Limoncello is an invention of the Amalfi coast and the islands of Capri and Ischia, where Sorrento lemons grow large and lush. The peel of the Sorrento lemon is thick and fragrant, rich in the aromatic oils that give real limoncello its vibrant colour and bright citrus flavour. Italians treat limoncello as a digestivo -- a digestif -- served ice cold in chilled ceramic cups and savoured, in long slow sips, after a meal. In North America, limoncello has quickly become a bar standard, used to impart the vividness of lemon to a mixed drink without any of the acidity and bitterness of lemon juice.

I had received a bottle of good limoncello as a birthday gift two years ago. It was amazing, its flavours full, bright, and bold. It was the perfect gift for an epicure. Since then, I have been on the lookout for a good limoncello but everything I have found so far has been pricey and disappointing. Some of the limoncello you will find on store shelves are made using artificial lemon extract. The end product looks too neon yellow and tastes too much like sweet, syrupy furniture polish.

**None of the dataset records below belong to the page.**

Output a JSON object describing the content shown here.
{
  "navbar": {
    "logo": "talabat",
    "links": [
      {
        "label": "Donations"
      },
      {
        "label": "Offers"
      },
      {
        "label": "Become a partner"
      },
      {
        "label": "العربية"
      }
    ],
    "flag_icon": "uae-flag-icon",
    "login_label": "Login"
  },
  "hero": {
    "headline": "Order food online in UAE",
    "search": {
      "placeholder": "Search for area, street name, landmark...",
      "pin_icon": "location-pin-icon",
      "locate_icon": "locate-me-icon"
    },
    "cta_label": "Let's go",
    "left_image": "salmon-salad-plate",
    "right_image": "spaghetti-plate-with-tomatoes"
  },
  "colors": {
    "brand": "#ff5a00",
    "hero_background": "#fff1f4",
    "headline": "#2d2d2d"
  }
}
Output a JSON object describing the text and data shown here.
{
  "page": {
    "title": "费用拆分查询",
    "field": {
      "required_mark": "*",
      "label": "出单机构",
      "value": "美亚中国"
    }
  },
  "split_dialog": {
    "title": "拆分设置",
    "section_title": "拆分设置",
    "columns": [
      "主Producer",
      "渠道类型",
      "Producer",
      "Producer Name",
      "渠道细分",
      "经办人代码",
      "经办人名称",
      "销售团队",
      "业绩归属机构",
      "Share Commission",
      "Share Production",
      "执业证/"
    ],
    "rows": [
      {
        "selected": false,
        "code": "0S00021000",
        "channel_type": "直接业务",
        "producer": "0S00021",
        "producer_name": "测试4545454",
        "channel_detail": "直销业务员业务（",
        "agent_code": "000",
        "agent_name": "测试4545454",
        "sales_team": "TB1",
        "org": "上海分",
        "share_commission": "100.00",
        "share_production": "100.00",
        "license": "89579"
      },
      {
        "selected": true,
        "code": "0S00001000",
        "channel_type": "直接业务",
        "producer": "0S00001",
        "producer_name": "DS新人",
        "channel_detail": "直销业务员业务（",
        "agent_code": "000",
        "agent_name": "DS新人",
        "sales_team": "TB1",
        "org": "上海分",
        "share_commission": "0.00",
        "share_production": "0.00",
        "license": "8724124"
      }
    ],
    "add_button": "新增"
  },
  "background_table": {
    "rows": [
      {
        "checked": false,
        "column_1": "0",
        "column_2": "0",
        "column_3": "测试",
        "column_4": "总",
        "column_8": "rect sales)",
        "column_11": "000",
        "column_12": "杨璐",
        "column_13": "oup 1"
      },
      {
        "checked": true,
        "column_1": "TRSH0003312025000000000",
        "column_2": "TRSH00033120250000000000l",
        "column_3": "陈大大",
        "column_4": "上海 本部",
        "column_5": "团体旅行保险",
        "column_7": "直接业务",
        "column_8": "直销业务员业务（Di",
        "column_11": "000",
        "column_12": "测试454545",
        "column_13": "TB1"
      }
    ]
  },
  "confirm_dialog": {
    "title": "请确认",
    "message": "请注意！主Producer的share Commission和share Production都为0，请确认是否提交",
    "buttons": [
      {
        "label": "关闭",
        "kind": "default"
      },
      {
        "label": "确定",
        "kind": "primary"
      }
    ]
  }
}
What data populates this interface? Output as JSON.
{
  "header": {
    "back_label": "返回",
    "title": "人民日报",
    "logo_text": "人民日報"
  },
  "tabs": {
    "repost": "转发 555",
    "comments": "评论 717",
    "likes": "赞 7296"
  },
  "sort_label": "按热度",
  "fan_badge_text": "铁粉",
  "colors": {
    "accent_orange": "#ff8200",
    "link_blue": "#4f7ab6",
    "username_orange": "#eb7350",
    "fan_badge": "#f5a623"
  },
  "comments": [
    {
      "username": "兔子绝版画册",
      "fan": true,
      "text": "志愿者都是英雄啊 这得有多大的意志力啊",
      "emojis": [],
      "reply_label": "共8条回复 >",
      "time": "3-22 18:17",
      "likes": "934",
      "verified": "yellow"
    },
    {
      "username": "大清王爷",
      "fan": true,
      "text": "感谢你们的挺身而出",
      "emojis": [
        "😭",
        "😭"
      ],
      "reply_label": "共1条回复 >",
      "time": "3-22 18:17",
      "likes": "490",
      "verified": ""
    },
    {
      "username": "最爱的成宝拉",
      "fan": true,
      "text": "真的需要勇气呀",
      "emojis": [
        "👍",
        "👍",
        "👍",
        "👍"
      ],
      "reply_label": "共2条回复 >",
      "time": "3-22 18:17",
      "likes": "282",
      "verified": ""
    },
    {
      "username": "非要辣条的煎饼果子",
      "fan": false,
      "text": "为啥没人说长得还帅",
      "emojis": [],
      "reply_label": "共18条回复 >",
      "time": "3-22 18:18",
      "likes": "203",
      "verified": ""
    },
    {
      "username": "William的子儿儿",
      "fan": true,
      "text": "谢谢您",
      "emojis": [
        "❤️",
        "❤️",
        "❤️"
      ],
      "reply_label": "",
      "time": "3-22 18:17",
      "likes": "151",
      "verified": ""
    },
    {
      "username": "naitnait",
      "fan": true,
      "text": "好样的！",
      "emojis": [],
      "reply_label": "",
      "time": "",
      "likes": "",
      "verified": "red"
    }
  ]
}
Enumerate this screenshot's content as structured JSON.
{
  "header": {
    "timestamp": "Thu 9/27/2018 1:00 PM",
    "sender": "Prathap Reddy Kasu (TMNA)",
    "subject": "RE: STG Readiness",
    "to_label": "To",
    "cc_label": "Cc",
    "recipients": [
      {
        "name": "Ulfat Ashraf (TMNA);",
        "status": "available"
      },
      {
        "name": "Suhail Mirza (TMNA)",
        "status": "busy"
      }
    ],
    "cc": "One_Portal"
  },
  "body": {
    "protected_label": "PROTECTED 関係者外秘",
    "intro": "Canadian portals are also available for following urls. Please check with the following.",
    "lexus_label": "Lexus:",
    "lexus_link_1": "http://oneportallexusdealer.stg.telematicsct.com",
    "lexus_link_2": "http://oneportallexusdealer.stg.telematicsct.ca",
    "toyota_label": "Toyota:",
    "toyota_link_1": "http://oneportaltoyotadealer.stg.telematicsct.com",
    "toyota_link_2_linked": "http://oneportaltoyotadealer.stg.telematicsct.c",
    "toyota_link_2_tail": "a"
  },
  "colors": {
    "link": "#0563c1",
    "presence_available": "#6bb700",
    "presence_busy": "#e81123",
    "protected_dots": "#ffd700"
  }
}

There is no reason to settle for drinking Lemon Pledge though, not when real limoncello is so easy to make. The recipe is simple: the best, freshest lemons you can find, the best highest proof clear grain alcohol available, sugar, water, and patience.


15-16 Large fresh lemons (Sorrento or Meyer if possible)

2 750 ml bottles of Gdanski Spirytus or other high proof clear grain alcohol

2-3 cups of filtered water

2-3 cups of sugar

Day 1)

1) Wash and dry the lemons thoroughly to remove any dirt and pesticides. If possible, use organic lemons but be sure to only use ones without blemished peels or pare off any spots and the stems, ends.

2) Using a vegetable peeler or sharp paring knife remove just the yellow part of the lemon’s skin. Leave too much of the white pith on and your limoncello will have an off and bitter flavour to it.

3) Place the lemon zests into a large clean glass jar, then pour over with both bottles of alcohol ensuring that the lemon peels are completely covered.

4) Set aside away from direct sunlight in a cool dark place (a closet or cupboard will do in a pinch) for at least a month. Swirl the mixture of lemon zest and alcohol once every couple of days being careful to make sure the peels remain submerged.

After only a day you can already see the Spirytus begin to take on the colour of the lemons. In a month's time a simple sugar syrup made from equal parts sugar and water will be added to the mix of alcohol and lemon. That will then be left to sit for another month's time before being bottled.

Patience is a virtue, one that is well rewarded. Allowing the lemon and liquor to infuse over such a long period of time means that every bit of vibrant lemon flavour will be extracted from the zests and imparted into your limoncello.